Hey my name is Tree. I am 22 and I am braving one of the hardest moments of my life
A man I was in a relationship for almost two years told me he no longer loved me anymore back in May. I had never had someone tell me that. It wounded me severely... I don't really know what to do at this point. I know he didn't cheat, he just lost interest. In fact, he told me recently he had just gotten bored with the relationship. I could tell he was bored during and I tried to liven things up but I think he was just set on ending it and didn't really acknowledge my efforts.
Not even a month after that, I lost my older sister tragically to suicide. These months have primarily been used to coping with my sisters death. It kind of made me pause my feelings regarding the break up.

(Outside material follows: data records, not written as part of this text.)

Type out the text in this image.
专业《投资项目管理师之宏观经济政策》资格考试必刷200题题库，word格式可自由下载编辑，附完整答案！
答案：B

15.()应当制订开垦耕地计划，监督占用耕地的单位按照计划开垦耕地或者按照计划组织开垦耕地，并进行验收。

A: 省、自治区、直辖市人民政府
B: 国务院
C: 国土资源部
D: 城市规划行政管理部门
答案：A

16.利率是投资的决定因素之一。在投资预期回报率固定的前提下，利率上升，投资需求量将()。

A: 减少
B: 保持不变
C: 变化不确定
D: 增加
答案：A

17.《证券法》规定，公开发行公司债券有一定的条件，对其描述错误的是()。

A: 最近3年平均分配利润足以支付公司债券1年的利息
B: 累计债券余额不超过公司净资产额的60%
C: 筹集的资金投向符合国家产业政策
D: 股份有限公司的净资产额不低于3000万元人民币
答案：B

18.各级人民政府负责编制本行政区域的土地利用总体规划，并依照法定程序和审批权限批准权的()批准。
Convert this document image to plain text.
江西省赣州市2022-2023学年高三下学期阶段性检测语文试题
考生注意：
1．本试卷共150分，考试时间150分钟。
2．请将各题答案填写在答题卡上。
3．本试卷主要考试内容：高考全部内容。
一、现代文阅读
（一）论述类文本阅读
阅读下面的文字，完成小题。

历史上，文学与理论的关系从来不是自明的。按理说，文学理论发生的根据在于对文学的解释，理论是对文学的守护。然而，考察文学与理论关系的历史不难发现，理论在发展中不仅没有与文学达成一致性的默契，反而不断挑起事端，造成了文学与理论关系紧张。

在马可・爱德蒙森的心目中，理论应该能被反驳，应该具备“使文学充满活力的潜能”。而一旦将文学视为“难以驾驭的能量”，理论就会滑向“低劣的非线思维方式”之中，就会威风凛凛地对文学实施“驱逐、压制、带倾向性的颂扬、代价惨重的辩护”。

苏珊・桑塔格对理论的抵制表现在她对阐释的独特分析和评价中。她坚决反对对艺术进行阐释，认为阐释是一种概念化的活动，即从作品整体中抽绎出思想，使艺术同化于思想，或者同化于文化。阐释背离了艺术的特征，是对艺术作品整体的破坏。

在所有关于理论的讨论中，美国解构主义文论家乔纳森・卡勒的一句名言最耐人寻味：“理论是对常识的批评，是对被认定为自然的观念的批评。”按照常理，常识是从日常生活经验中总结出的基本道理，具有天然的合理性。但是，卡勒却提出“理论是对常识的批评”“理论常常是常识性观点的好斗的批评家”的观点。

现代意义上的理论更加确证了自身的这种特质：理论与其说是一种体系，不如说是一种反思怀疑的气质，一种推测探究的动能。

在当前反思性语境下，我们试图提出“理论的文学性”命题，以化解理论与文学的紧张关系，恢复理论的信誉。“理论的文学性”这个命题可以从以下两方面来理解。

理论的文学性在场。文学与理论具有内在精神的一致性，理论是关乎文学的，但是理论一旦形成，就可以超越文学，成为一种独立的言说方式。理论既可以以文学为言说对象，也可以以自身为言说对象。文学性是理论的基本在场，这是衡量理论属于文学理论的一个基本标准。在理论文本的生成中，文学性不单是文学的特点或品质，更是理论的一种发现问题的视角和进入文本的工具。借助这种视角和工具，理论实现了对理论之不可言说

After these months have passed, my feelings regarding my break up have resurfaced.
My emotions are in so much turmoil right now. I have accept my sisters passing and developed decent coping mechanisms to deal with my grief but I can't seem to shake my feelings of loss for my relationship. He was the first man I ever loved and allowed to be close to me.
Whenever I try to talk to a sort o counselor, they make me feel like $#%^ and ask me what makes me feel worse my sisters loss or my relationship (obviously the loss of my sister has been the hardest thing I have ever dealt with). I have had no support on dealing with this break up.
I wish I was stronger. Does anyone have good ways of coping with this kind of break up?